Steve Blank


Spring 2017 Honorary Degree Recipient

Doctor of Laws (honoris causa)

Author and educator Steve Blank literally wrote the book on modern startups. He sparked the experimental, evidence-based Lean Startup movement with his 2003 book The Four Steps to the Epiphany, informed by his more than two decades as an early employee or founder of eight different high-tech startups. The book, which began as notes for an entrepreneurship course and went on to become a global bestseller, posited the revolutionary idea that startups are not just smaller versions of big companies — they need their own tools and processes to move from idea to execution to product.  

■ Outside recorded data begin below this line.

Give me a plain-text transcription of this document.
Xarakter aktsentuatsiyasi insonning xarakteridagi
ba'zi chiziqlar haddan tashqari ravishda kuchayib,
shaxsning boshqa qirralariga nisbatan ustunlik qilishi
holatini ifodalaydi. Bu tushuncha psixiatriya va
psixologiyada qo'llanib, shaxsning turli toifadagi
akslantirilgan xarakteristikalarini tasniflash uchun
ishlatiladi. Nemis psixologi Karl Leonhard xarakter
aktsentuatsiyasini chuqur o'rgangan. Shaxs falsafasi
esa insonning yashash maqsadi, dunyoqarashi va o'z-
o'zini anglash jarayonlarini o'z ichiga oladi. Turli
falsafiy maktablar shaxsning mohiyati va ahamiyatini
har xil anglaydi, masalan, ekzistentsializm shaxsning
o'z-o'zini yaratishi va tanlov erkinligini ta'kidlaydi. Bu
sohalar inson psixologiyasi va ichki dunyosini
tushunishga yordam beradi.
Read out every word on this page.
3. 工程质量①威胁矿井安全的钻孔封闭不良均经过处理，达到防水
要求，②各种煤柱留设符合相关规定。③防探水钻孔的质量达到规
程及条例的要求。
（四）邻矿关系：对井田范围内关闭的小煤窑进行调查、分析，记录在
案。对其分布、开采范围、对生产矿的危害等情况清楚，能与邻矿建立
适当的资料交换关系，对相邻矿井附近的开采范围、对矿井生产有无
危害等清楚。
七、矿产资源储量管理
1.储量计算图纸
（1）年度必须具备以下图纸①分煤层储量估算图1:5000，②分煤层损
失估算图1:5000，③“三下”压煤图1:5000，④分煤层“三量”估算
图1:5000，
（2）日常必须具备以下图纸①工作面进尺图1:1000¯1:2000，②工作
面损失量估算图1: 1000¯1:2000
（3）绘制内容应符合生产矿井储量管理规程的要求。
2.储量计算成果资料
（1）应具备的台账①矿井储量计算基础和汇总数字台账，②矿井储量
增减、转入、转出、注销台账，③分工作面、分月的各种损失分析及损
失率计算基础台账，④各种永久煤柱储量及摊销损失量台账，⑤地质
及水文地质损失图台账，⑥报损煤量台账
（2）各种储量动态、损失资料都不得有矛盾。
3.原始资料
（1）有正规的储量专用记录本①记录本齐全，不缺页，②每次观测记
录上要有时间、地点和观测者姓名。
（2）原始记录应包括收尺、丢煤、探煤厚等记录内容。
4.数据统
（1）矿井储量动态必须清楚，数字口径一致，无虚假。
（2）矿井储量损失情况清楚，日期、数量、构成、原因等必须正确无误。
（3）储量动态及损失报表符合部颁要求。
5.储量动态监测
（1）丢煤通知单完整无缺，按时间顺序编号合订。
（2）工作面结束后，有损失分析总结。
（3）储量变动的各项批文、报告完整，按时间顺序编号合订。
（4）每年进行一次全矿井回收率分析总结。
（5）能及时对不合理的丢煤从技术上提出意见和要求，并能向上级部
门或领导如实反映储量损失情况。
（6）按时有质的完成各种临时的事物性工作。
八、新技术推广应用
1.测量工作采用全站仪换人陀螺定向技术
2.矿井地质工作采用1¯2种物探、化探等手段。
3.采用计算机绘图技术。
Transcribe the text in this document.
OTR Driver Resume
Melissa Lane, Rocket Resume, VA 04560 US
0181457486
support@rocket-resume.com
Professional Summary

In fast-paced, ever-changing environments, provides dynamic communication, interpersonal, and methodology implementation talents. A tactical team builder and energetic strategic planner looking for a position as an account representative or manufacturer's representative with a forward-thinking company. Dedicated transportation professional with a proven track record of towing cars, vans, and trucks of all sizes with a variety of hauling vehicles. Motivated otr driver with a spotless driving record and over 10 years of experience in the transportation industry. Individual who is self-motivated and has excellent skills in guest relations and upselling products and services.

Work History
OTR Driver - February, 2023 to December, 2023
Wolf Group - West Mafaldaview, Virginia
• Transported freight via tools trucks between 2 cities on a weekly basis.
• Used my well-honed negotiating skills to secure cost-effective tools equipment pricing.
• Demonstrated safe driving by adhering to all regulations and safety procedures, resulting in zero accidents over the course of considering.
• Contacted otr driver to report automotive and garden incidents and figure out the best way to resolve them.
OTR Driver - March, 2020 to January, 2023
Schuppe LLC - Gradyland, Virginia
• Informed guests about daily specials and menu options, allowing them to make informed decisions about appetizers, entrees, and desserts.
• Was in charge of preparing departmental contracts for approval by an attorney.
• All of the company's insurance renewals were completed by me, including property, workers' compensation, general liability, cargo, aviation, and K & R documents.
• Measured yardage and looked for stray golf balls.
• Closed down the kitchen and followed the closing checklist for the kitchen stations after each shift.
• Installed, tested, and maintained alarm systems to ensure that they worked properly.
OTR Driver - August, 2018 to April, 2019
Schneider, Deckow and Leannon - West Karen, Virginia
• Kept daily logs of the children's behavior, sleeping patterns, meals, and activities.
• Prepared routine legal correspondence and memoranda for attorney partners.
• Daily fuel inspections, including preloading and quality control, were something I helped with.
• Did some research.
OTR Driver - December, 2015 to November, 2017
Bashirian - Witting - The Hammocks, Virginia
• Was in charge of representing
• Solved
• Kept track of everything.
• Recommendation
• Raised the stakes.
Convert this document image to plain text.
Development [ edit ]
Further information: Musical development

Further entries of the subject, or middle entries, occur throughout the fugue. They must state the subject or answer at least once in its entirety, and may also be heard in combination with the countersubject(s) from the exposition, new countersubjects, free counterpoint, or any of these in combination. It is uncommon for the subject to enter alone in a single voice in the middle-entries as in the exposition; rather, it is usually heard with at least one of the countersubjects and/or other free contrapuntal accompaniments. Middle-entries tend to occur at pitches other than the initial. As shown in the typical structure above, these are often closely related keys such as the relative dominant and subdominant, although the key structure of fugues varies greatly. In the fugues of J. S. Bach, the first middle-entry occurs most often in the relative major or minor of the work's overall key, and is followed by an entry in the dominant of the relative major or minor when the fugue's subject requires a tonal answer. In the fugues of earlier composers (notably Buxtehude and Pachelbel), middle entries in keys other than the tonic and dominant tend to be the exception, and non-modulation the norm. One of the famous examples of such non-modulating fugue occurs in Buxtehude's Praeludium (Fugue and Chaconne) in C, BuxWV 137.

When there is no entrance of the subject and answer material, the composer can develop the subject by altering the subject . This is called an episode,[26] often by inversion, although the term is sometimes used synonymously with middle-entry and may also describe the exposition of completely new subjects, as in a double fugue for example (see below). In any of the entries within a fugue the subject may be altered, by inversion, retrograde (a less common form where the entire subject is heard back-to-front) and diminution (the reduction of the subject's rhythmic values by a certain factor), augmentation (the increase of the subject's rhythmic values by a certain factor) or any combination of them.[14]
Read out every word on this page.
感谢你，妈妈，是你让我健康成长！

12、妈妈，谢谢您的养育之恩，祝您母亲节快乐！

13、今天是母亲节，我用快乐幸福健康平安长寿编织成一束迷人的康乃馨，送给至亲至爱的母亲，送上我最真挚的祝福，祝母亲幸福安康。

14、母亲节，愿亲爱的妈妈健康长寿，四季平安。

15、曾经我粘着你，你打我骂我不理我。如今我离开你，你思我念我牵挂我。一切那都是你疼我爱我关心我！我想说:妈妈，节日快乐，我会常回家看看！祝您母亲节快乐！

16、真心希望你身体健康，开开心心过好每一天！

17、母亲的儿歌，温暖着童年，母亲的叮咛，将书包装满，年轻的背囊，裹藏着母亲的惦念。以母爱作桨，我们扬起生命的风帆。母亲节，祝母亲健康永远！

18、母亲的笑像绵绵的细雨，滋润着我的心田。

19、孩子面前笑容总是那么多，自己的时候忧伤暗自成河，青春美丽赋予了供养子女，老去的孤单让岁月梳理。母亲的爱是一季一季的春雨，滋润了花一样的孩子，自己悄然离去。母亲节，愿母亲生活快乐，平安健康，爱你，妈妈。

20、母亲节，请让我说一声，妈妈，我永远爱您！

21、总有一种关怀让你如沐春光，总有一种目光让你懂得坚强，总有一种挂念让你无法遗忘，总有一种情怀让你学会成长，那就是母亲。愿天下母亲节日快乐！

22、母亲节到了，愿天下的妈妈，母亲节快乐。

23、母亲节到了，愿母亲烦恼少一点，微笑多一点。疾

In 2011, Mr. Blank created the Lean LaunchPad, an entrepreneurship class that puts customer development and lean business model design principles together in a fast-paced, real-life environment. The model has been adopted at more than 75 universities around the world; has become the standard for the commercialization of science in the U.S.; is driving defense innovation in the U.S.; and is firmly embedded at Dalhousie in the form of the university’s Starting Lean course and Launch Dal entrepreneurial programming. A number of enterprises have sprung from this multidisciplinary initiative on campus — including biomedical, big data and innovative product design companies — and many of the program’s students have stayed in Nova Scotia and become part of the entrepreneurial ecosystem helping drive the province’s economy.  

A prolific writer and speaker who is widely recognized as a thought leader on startups and innovation, Mr. Blank teaches entrepreneurship at the University of California Berkeley, Columbia University, New York University and Stanford University. Named to the Thinkers50 list of top management thinkers and recognized by the Harvard Business Review as one of 12 Masters of innovation, Steve is also Senior Fellow for Entrepreneurship at Columbia University. This is his first honorary doctorate.